Some arrivals are just too good to miss. Dropping down out of the skies to land at some of Europe’s trickier airports can be challenging for even the most experienced pilots. And, even from the passenger cabin, the steep glide down into the airstrips at Innsbruck (Austria) or Lugano (Switzerland) can be very impressive. Funchal airport in Madeira is also fun, with passengers often alarmed that their plane is landing on the Atlantic waves—the runway extends over the ocean, supported by concrete pillars.
Whether you’re traveling by boat, train, or rail, the eager anticipation at arriving to a new destination in Europe often makes us miss the best bit of the entire journey—the moment of arrival.
Arriving by boat
Some of Europe’s finest arrivals are by sea. There may be no great drama in arriving in Iceland on the Smyril Line ship Norröna from Denmark. Instead, there is the sheer beauty of the lonely eastern fjords and the knowledge that this is how the first settlers arrived on the island over a thousand years ago.
And Venice is really at her best arriving on a summer morning after a long ferry journey up the Adriatic. Last time we took the Minoan Lines ferry from Corfu, it crept into Venice at about eight in the morning, the giant ship dwarfing the buildings on the famous Venetian skyline. Never did San Marco look so good.
Approaching London by train
Arrivals by train offer their own peculiar theater. London has not just one but two of the very best in Europe.
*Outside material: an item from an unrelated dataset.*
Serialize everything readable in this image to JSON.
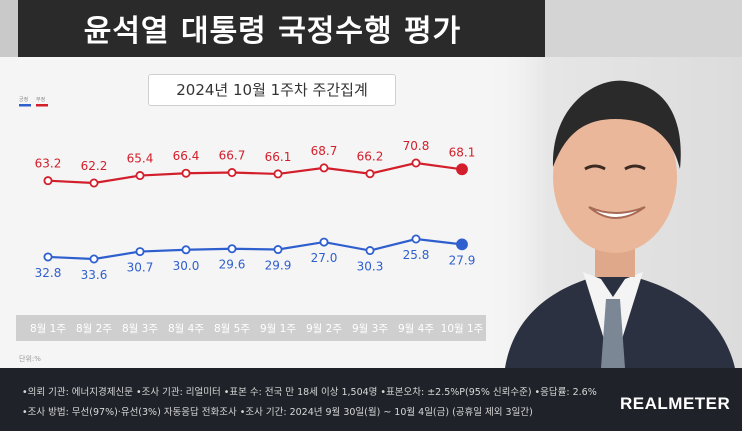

The last half hour of Eurostar’s run into London from the Channel Tunnel is rich in dramatic aesthetics.
The railway skirts Kentish hop fields, dives under the North Downs, crosses the Medway on a spectacular viaduct, before a tantalizing series of tunnels bring the railway back above ground for a graceful, seemingly endless, curve into London’s St Pancras station – now handsomely restored to reclaim its status as easily the most elegant of London’s railroad termini.
Speeding into Paddington
The run out of Heathrow is unremarkable, and gives no hint of what is to come. But free of the airport tunnel, the 12 mile journey on Brunel’s Great Western route into Paddington is a fabulous feast for the senses. The train storms past Victorian water towers and canals. There are art deco factories, a magnificent Sikh temple, eerie wastelands, and the back gardens of endless terraces of small houses. All of English life is laid bare for the traveler arriving in London.
True, the Heathrow Express costs a little more than the tube, but it is worth the premium fare. Few other such short journeys by train are so richly entertaining. And speed brings its own benefits. Last time we used Heathrow Express, we were enjoying a beer in our hotel room at Lancaster Gate less than half an hour after boarding the train at Heathrow.